Logging On: Introducing Stasis

Douglas Eyman, Senior Editor

With the release of our twentieth anniversary issue, I am pleased to announce a new Kairos project: Stasis. Stasis will serve as an archive of useful documents and media that have lost their original hosts or institutional homes, or that are in danger of being lost. As digital scholars, we have often encountered cases where citations to online works migrate or even simply vanish over time: we believe that some of these works are important enough to preserve and make available for future use. Coupled with our commitment to building increasingly accessible platforms for digital publication (and encouraging authors and designers to follow best practices in creating digital texts), we want to reinforce the important work of preservation and archiving for digital work—and also provide reminder that accessibility must include access in terms of availability and in terms of usability.

As we add new items to Stasis, we'll provide metadata and assign a DOI (a document object identifier, which provides a more permanent address than a standard Uniform Resource Locator). Criteria for inclusion are based on two key factors: our ability to secure copyright or a license to archive the work, and its relevance to our mission. In terms of "fit," we will be looking for work that addresses the intersections of rhetoric, technology, and pedagogy, with particular emphasis on works that have been (or could potentially be) of use to scholars in Computers and Writing and Digital Rhetoric. We hope that this project will be complementary to repositories and archives in writing studies, such as rhetoric.io and the e-server. We welcome queries about materials that we should consider hosting, whether those are your own works or orphaned works that are no longer available in other venues.
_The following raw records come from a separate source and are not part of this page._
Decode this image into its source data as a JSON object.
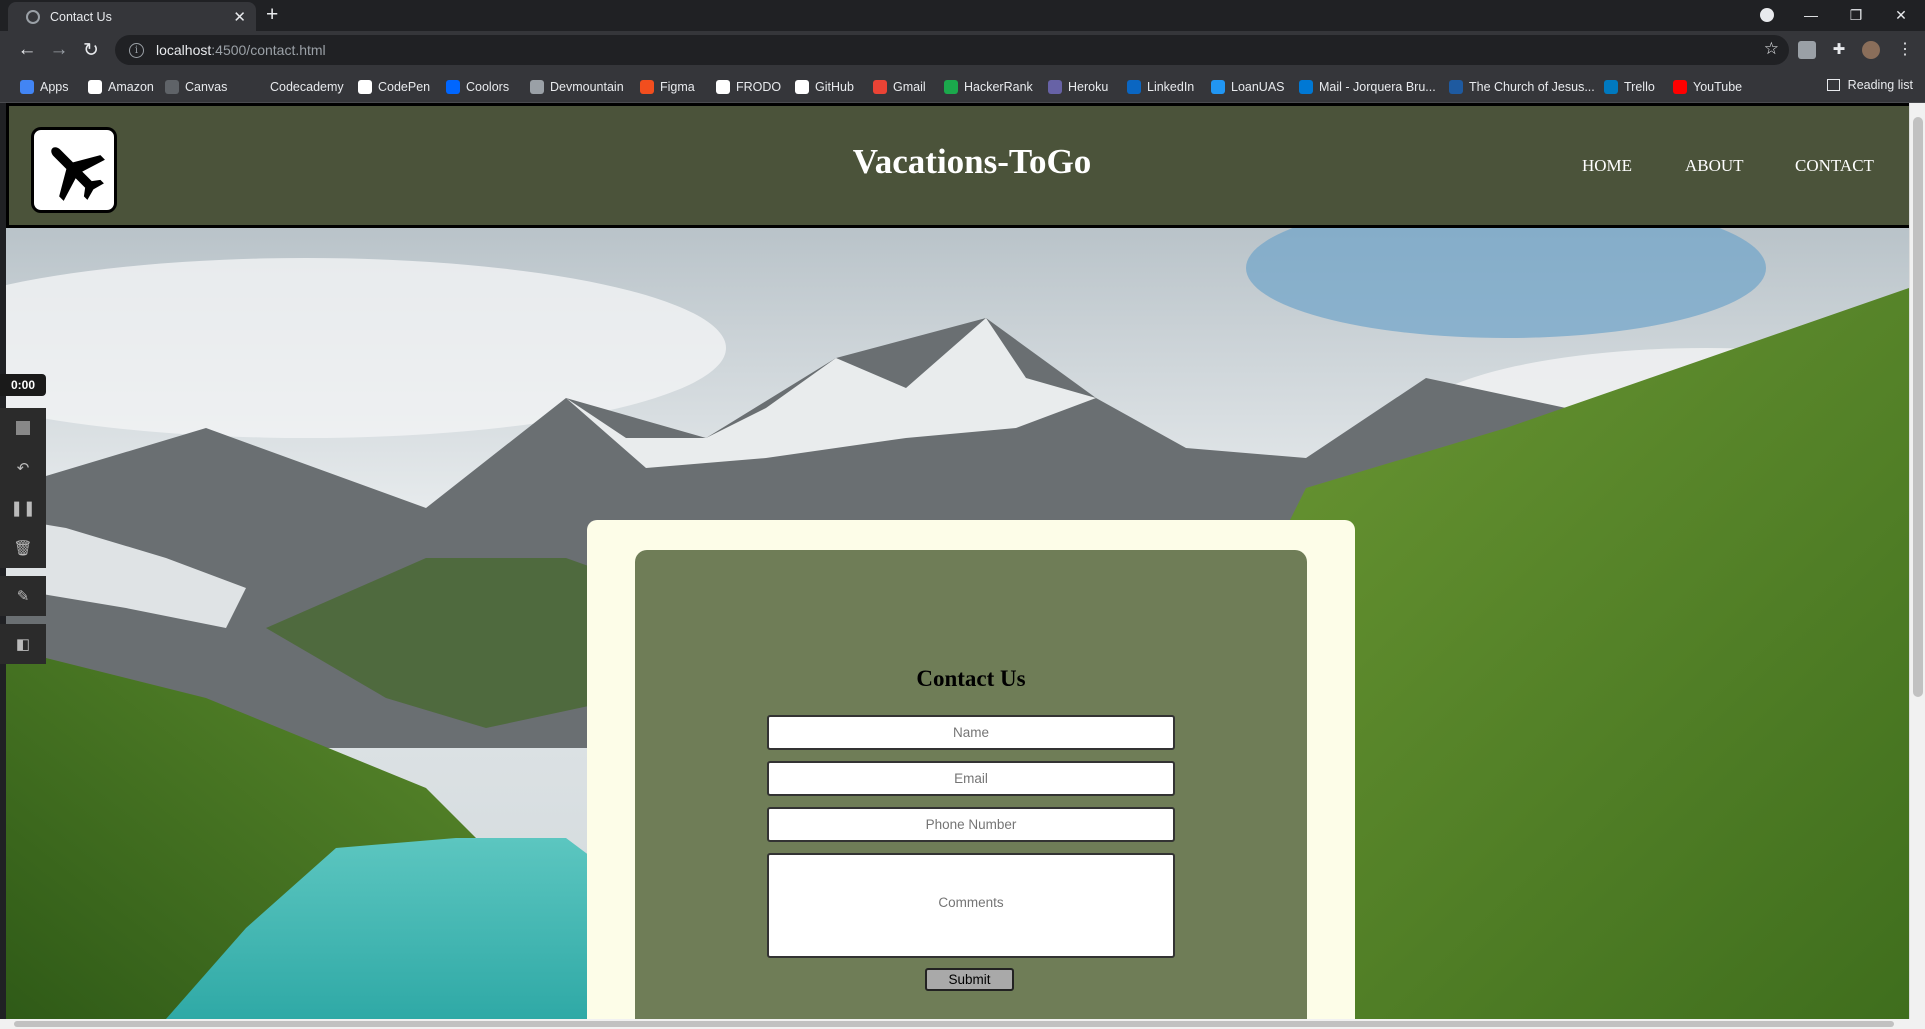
{
  "browser": {
    "tab_title": "Contact Us",
    "url_host": "localhost",
    "url_path": ":4500/contact.html",
    "bookmarks": [
      {
        "label": "Apps",
        "color": "#4285f4"
      },
      {
        "label": "Amazon",
        "color": "#ffffff"
      },
      {
        "label": "Canvas",
        "color": "#5f6368"
      },
      {
        "label": "Codecademy",
        "color": "#35363a"
      },
      {
        "label": "CodePen",
        "color": "#ffffff"
      },
      {
        "label": "Coolors",
        "color": "#0066ff"
      },
      {
        "label": "Devmountain",
        "color": "#9aa0a6"
      },
      {
        "label": "Figma",
        "color": "#f24e1e"
      },
      {
        "label": "FRODO",
        "color": "#ffffff"
      },
      {
        "label": "GitHub",
        "color": "#ffffff"
      },
      {
        "label": "Gmail",
        "color": "#ea4335"
      },
      {
        "label": "HackerRank",
        "color": "#1ba94c"
      },
      {
        "label": "Heroku",
        "color": "#6762a6"
      },
      {
        "label": "LinkedIn",
        "color": "#0a66c2"
      },
      {
        "label": "LoanUAS",
        "color": "#2196f3"
      },
      {
        "label": "Mail - Jorquera Bru...",
        "color": "#0078d4"
      },
      {
        "label": "The Church of Jesus...",
        "color": "#1e5aa0"
      },
      {
        "label": "Trello",
        "color": "#0079bf"
      },
      {
        "label": "YouTube",
        "color": "#ff0000"
      }
    ],
    "reading_list": "Reading list"
  },
  "site": {
    "title": "Vacations-ToGo",
    "nav": [
      "HOME",
      "ABOUT",
      "CONTACT"
    ],
    "logo_icon": "airplane-icon"
  },
  "form": {
    "heading": "Contact Us",
    "name_placeholder": "Name",
    "email_placeholder": "Email",
    "phone_placeholder": "Phone Number",
    "comments_placeholder": "Comments",
    "submit_label": "Submit"
  },
  "recorder": {
    "time": "0:00"
  }
}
Queries may be sent to kairos.stasis@gmail.com.

Our first entries include an archive of Collin Brooke's weekly newsletter, Rhetsy, a copy of Thomas Kinney's comprehensive compilation of definitions of rhetoric, A Book of Quotations on Rhetoric, and an annotated bibliography of scholarship on tenure and promotion considerations for born-digital scholarship, edited by Cheryl Ball, Carrie Lamanna, Craig Saper, and Michael Day. Each of these resources has clear and particular value for the Kairos community, but had no permanent home. It is my hope that in each of our future issues, we will be able to select a number of new items to highlight and draw attention to—but for that to happen, we will be relying upon our readers to alert us to worthy candidates for the archive, or to volunteer their own work if it needs a new home.

Although Stasis is a part of Kairos, works that are archived in this section are not considered publications of the journal; however, our acceptance of works into the archive do indicate that they have successfully passed an editorial review process and that we feel that the work has value for our community. I welcome nominations for new entries at any time, and I hope that we can build a robust and useful resource through the next twenty years of publication.